Sankara nacionalizó los recursos naturales, se negó a pagar la “deuda odiosa” al FMI y el Banco Mundial, acabó con el latifundismo, distribuyendo la tierra entre los campesinos; luchó contra el hambre con un notable incremento de la producción agraria (la producción de trigo aumentó en tan sólo tres años de 1.700 kg por hectárea a 3.800, logrando la autosuficiencia alimentaria); promovió la educación y la sanidad públicas con grandes partidas presupuestarias; construyó carreteras y ferrocarriles al tiempo que plantaba millones de árboles para frenar la desertificación; defendió los derechos de las mujeres, incorporándolas a puestos de responsabilidad en el gobierno y el ejército, y prohibiendo la mutilación genital femenina, los matrimonios forzosos y la poligamia; advirtió repetidas veces sobre los riesgos de la penetración neocolonialista a través del comercio y las finanzas e incitó a los países africanos a no pagar su deuda externa.

Austero y enemigo del culto a la personalidad, vendió la flota de Mercedes-Benz del gobierno y convirtió el Renault 5 en el coche oficial de los ministros. Se negó a instalar aire acondicionado en su despacho por considerarlo un lujo injustificable y se bajó el sueldo a 450 dólares. Su patrimonio personal se limitaba a un automóvil, cuatro bicicletas, tres guitarras, un frigorífico convencional, un congelador roto y una modesta casa familiar.

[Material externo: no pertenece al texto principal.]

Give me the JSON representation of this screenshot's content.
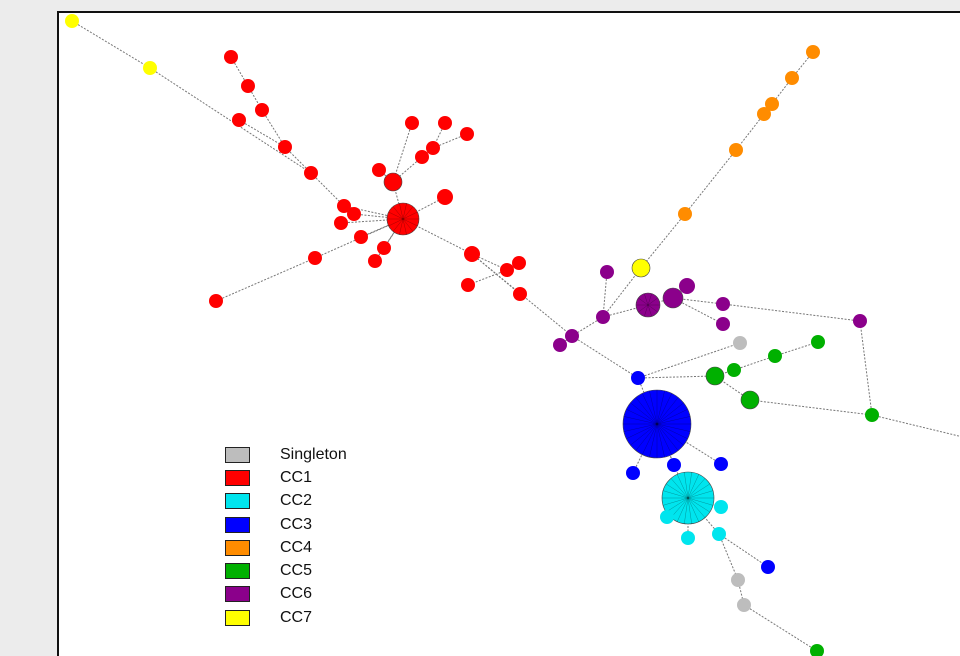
{
  "legend": [
    {
      "label": "Singleton",
      "color": "#bdbdbd"
    },
    {
      "label": "CC1",
      "color": "#ff0000"
    },
    {
      "label": "CC2",
      "color": "#00e5ee"
    },
    {
      "label": "CC3",
      "color": "#0000ff"
    },
    {
      "label": "CC4",
      "color": "#ff8c00"
    },
    {
      "label": "CC5",
      "color": "#00b000"
    },
    {
      "label": "CC6",
      "color": "#8b008b"
    },
    {
      "label": "CC7",
      "color": "#ffff00"
    }
  ]
}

El 15 de octubre de 1987 fue asesinado con doce oficiales. Blaise Compaoré, su antiguo colaborador y sucesor, actuó bajo el asesoramiento de la CIA y con el visto bueno de Francia. El cuerpo de Sankara fue descuartizado y enterrado en un lugar desconocido. De inmediato, se revocaron las nacionalizaciones y se acató las directrices del FMI y las grandes multinacionales. Sankara nos dejó varias frases memorables: “Mejor dar un paso con el pueblo que diez sin el pueblo”, “El objetivo de la revolución es que el pueblo ejerza el poder”. Me temo que otros líderes africanos -como Amílcar Cabral o Patrice Lumumba, también asesinados- se mantuvieron fieles a estas consignas, pero no Nelson Mandela, que acabó paseando en carroza con la reina de Inglaterra.